No futebol e em grande parte da sociedade, os melhores, com frequência, não são os escolhidos


DI STÉFANO, adorado pelos madrilenhos, presidente de honra do Real Madrid, foi duro nas críticas à maneira de jogar do time, após o empate, no primeiro jogo dos quatro contra o Barcelona. No segundo, o Real ganhou por 1 a 0, na prorrogação.
Sei que a imprensa usa de expressões para causar impacto, mas repetir que o Barcelona fracassou é demais. O time perdeu para o Real, segundo melhor do mundo, com muitos craques, um excelente técnico e um elenco melhor que o do rival.
Independentemente se Di Stéfano tem razão e dos resultados das quatro partidas, minha admiração é à sua liberdade de dizer o que pensa, mesmo tendo profundos laços afetivos com o clube. A idade ajuda. Chega um tempo em que as pessoas perdem o pudor e o constrangimento de falar o que sentem.
Peço licença para repetir uma história. Muitos não a conhecem.
Durante a Copa de 1994, almoçava no restaurante do centro de imprensa, quando um senhor mais velho sentou-se a meu lado com sua bandeja e elogiou a seleção brasileira de 1970, sem dizer o nome e sem pose de importante.

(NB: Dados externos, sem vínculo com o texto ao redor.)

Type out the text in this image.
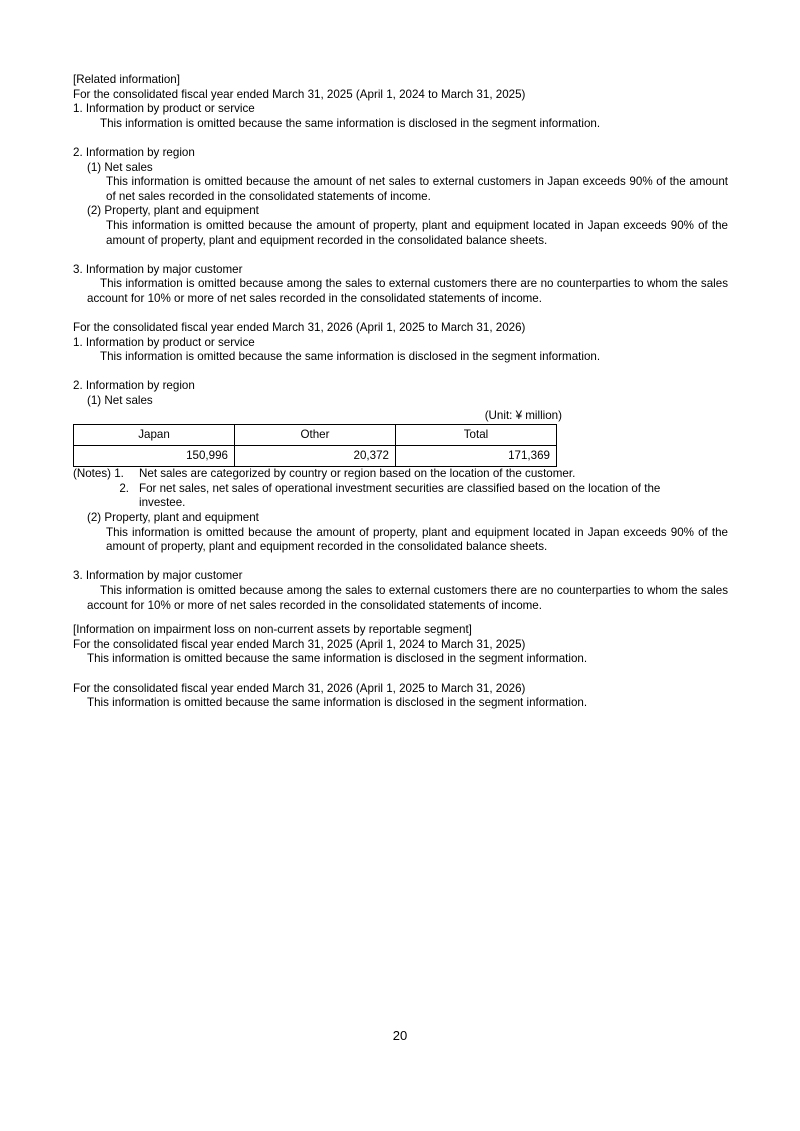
[Related information]
For the consolidated fiscal year ended March 31, 2025 (April 1, 2024 to March 31, 2025)
1. Information by product or service
This information is omitted because the same information is disclosed in the segment information.
2. Information by region
(1) Net sales
This information is omitted because the amount of net sales to external customers in Japan exceeds 90% of the amount of net sales recorded in the consolidated statements of income.
(2) Property, plant and equipment
This information is omitted because the amount of property, plant and equipment located in Japan exceeds 90% of the amount of property, plant and equipment recorded in the consolidated balance sheets.
3. Information by major customer
This information is omitted because among the sales to external customers there are no counterparties to whom the sales account for 10% or more of net sales recorded in the consolidated statements of income.
For the consolidated fiscal year ended March 31, 2026 (April 1, 2025 to March 31, 2026)
1. Information by product or service
This information is omitted because the same information is disclosed in the segment information.
2. Information by region
(1) Net sales
(Unit: ¥ million)
Japan	Other	Total
150,996	20,372	171,369
(Notes) 1.	Net sales are categorized by country or region based on the location of the customer.
2. For net sales, net sales of operational investment securities are classified based on the location of the investee.
(2) Property, plant and equipment
This information is omitted because the amount of property, plant and equipment located in Japan exceeds 90% of the amount of property, plant and equipment recorded in the consolidated balance sheets.
3. Information by major customer
This information is omitted because among the sales to external customers there are no counterparties to whom the sales account for 10% or more of net sales recorded in the consolidated statements of income.
[Information on impairment loss on non-current assets by reportable segment]
For the consolidated fiscal year ended March 31, 2025 (April 1, 2024 to March 31, 2025)
This information is omitted because the same information is disclosed in the segment information.
For the consolidated fiscal year ended March 31, 2026 (April 1, 2025 to March 31, 2026)
This information is omitted because the same information is disclosed in the segment information.
20
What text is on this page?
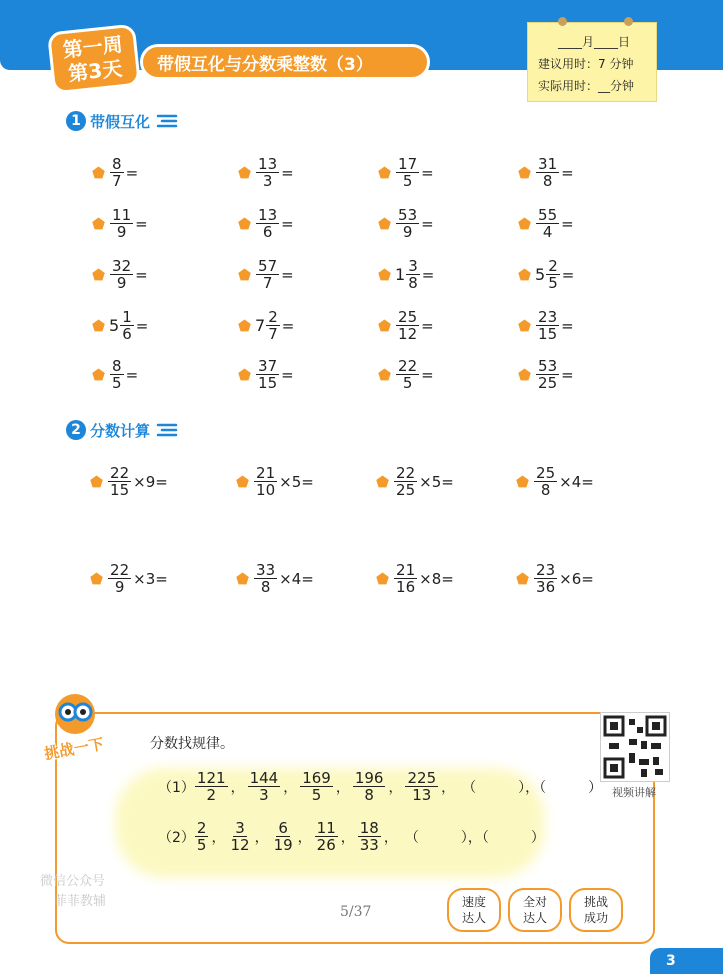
第一周
第3天	带假互化与分数乘整数（3）
____月____日
建议用时：7 分钟
实际用时：__分钟
1 带假互化
⬟ $\frac{8}{7}$ =	⬟ $\frac{13}{3}$ =	⬟ $\frac{17}{5}$ =	⬟ $\frac{31}{8}$ =
⬟ $\frac{11}{9}$ =	⬟ $\frac{13}{6}$ =	⬟ $\frac{53}{9}$ =	⬟ $\frac{55}{4}$ =
⬟ $\frac{32}{9}$ =	⬟ $\frac{57}{7}$ =	⬟ $1 \frac{3}{8}$ =	⬟ $5 \frac{2}{5}$ =
⬟ $5 \frac{1}{6}$ =	⬟ $7 \frac{2}{7}$ =	⬟ $\frac{25}{12}$ =	⬟ $\frac{23}{15}$ =
⬟ $\frac{8}{5}$ =	⬟ $\frac{37}{15}$ =	⬟ $\frac{22}{5}$ =	⬟ $\frac{53}{25}$ =
2 分数计算
⬟ $\frac{22}{15} \times 9=$	⬟ $\frac{21}{10} \times 5=$	⬟ $\frac{22}{25} \times 5=$	⬟ $\frac{25}{8} \times 4=$
⬟ $\frac{22}{9} \times 3=$	⬟ $\frac{33}{8} \times 4=$	⬟ $\frac{21}{16} \times 8=$	⬟ $\frac{23}{36} \times 6=$
挑战一下	分数找规律。
$(1) \frac{121}{2}$ ， $\frac{144}{3}$ ， $\frac{169}{5}$ ， $\frac{196}{8}$ ， $\frac{225}{13}$ ， （　　　），（　　　）
$(2) \frac{2}{5}$ ， $\frac{3}{12}$ ， $\frac{6}{19}$ ， $\frac{11}{26}$ ， $\frac{18}{33}$ ， （　　　），（　　　）
视频讲解
速度
达人
全对
达人
挑战
成功
微信公众号
菲菲教辅
5/37
3
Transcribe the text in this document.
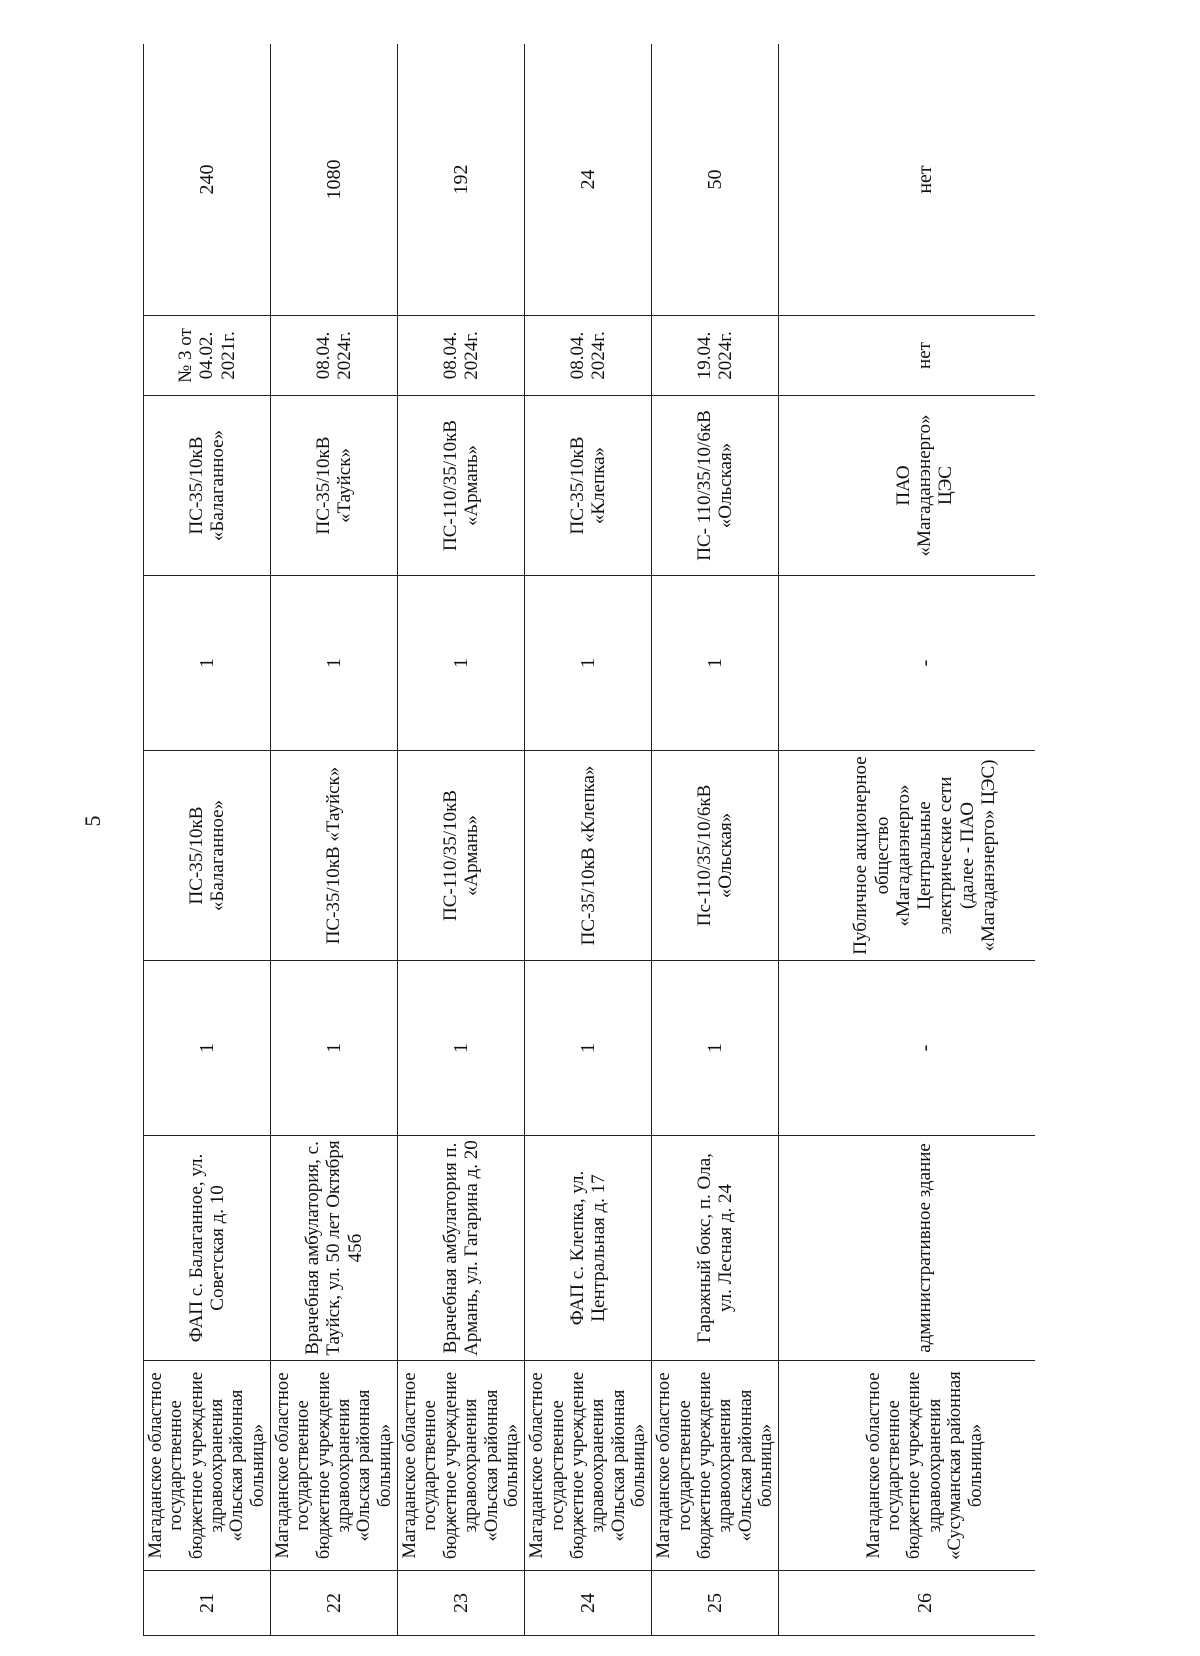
5
21	Магаданское областное государственное бюджетное учреждение здравоохранения «Ольская районная больница»	ФАП с. Балаганное, ул. Советская д. 10	1	ПС-35/10кВ «Балаганное»	1	ПС-35/10кВ «Балаганное»	№ 3 от 04.02. 2021г.	240
22	Магаданское областное государственное бюджетное учреждение здравоохранения «Ольская районная больница»	Врачебная амбулатория, с. Тауйск, ул. 50 лет Октября 45б	1	ПС-35/10кВ «Тауйск»	1	ПС-35/10кВ «Тауйск»	08.04. 2024г.	1080
23	Магаданское областное государственное бюджетное учреждение здравоохранения «Ольская районная больница»	Врачебная амбулатория п. Армань, ул. Гагарина д. 20	1	ПС-110/35/10кВ «Армань»	1	ПС-110/35/10кВ «Армань»	08.04. 2024г.	192
24	Магаданское областное государственное бюджетное учреждение здравоохранения «Ольская районная больница»	ФАП с. Клепка, ул. Центральная д. 17	1	ПС-35/10кВ «Клепка»	1	ПС-35/10кВ «Клепка»	08.04. 2024г.	24
25	Магаданское областное государственное бюджетное учреждение здравоохранения «Ольская районная больница»	Гаражный бокс, п. Ола, ул. Лесная д. 24	1	Пс-110/35/10/6кВ «Ольская»	1	ПС- 110/35/10/6кВ «Ольская»	19.04. 2024г.	50
26	Магаданское областное государственное бюджетное учреждение здравоохранения «Сусуманская районная больница»	административное здание	-	Публичное акционерное общество «Магаданэнерго» Центральные электрические сети (далее - ПАО «Магаданэнерго» ЦЭС)	-	ПАО «Магаданэнерго» ЦЭС	нет	нет
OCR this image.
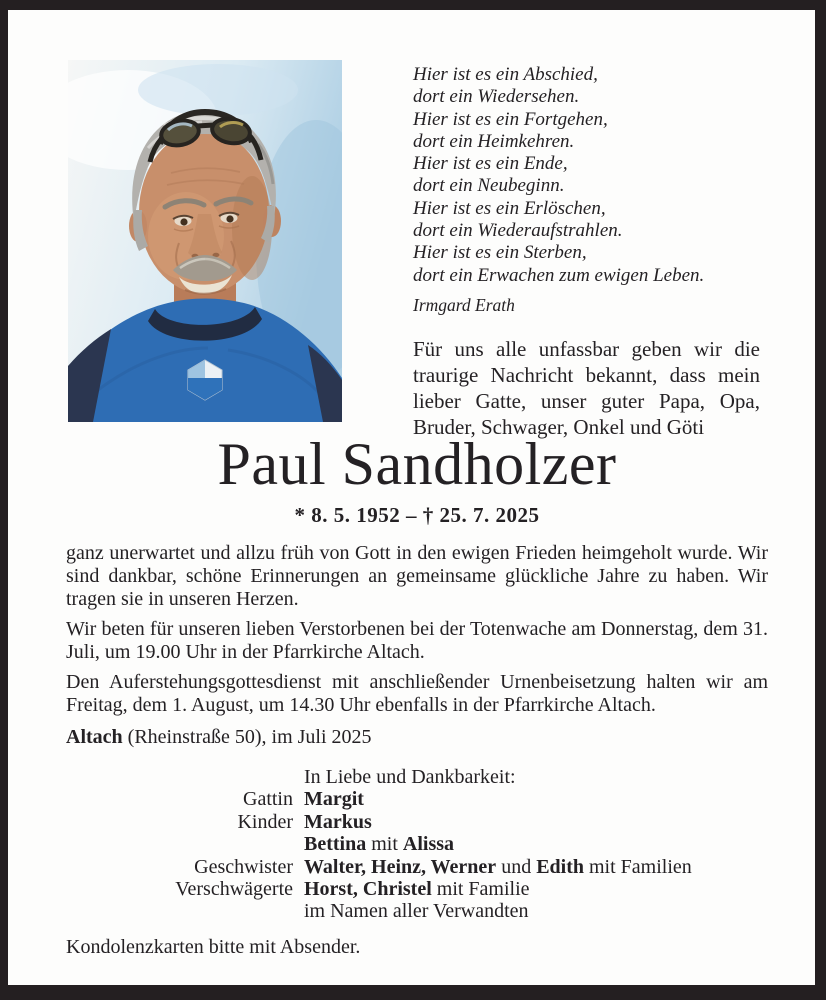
Hier ist es ein Abschied,
dort ein Wiedersehen.
Hier ist es ein Fortgehen,
dort ein Heimkehren.
Hier ist es ein Ende,
dort ein Neubeginn.
Hier ist es ein Erlöschen,
dort ein Wiederaufstrahlen.
Hier ist es ein Sterben,
dort ein Erwachen zum ewigen Leben.
Irmgard Erath
Für uns alle unfassbar geben wir die traurige Nachricht bekannt, dass mein lieber Gatte, unser guter Papa, Opa, Bruder, Schwager, Onkel und Göti
Paul Sandholzer
* 8. 5. 1952 – † 25. 7. 2025

ganz unerwartet und allzu früh von Gott in den ewigen Frieden heimgeholt wurde. Wir sind dankbar, schöne Erinnerungen an gemeinsame glückliche Jahre zu haben. Wir tragen sie in unseren Herzen.

Wir beten für unseren lieben Verstorbenen bei der Totenwache am Donnerstag, dem 31. Juli, um 19.00 Uhr in der Pfarrkirche Altach.

Den Auferstehungsgottesdienst mit anschließender Urnenbeisetzung halten wir am Freitag, dem 1. August, um 14.30 Uhr ebenfalls in der Pfarrkirche Altach.

Altach (Rheinstraße 50), im Juli 2025

In Liebe und Dankbarkeit:
Gattin Margit
Kinder Markus
Bettina mit Alissa
Geschwister Walter, Heinz, Werner und Edith mit Familien
Verschwägerte Horst, Christel mit Familie
im Namen aller Verwandten

Kondolenzkarten bitte mit Absender.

No instante, pensei que era um jornalista. Era ele, Di Stéfano, o melhor do mundo de todos os tempos depois de Pelé, segundo meu pai e grande número de pessoas que o viram atuar.
Como é bom vê-lo lúcido e dizendo o que pensa. Nas profundezas da alma, onde moram os mais estranhos e sinceros desejos, o ser humano sonha ser livre, para escolher seu caminho, mesmo que errado, e para falar o que sente, mesmo se não agradar.
Vivemos em um mundo de conveniências e de troca de favores. No futebol, isso é bem evidente.
"É dando que se recebe", uma praga nacional. Há pessoas tão educadas socialmente, que até parecem sérias.
Os escolhidos não são, com frequência, os melhores. São os que têm bons relacionamentos. Se forem os melhores e participarem de boas patotas, serão ainda mais eleitos.
Como disse o antropólogo Roberto DaMatta, com seus amplos conhecimentos, no programa "Redação Sportv", o futebol, dentro de campo, é exceção, porque todos sabem quem são os melhores. Não dá para enganar. Mesmo assim, receio que os marqueteiros, cada dia mais poderosos, transformem os bonzinhos em craques.
Sei que a total liberdade é uma utopia. O mundo tem leis, regras sociais e valores éticos. Temos de respeitá-los. Pagamos também um preço por isso, por sublimar e reprimir nossos instintos. Temos de aprender a viver em grupo, sem vender a alma.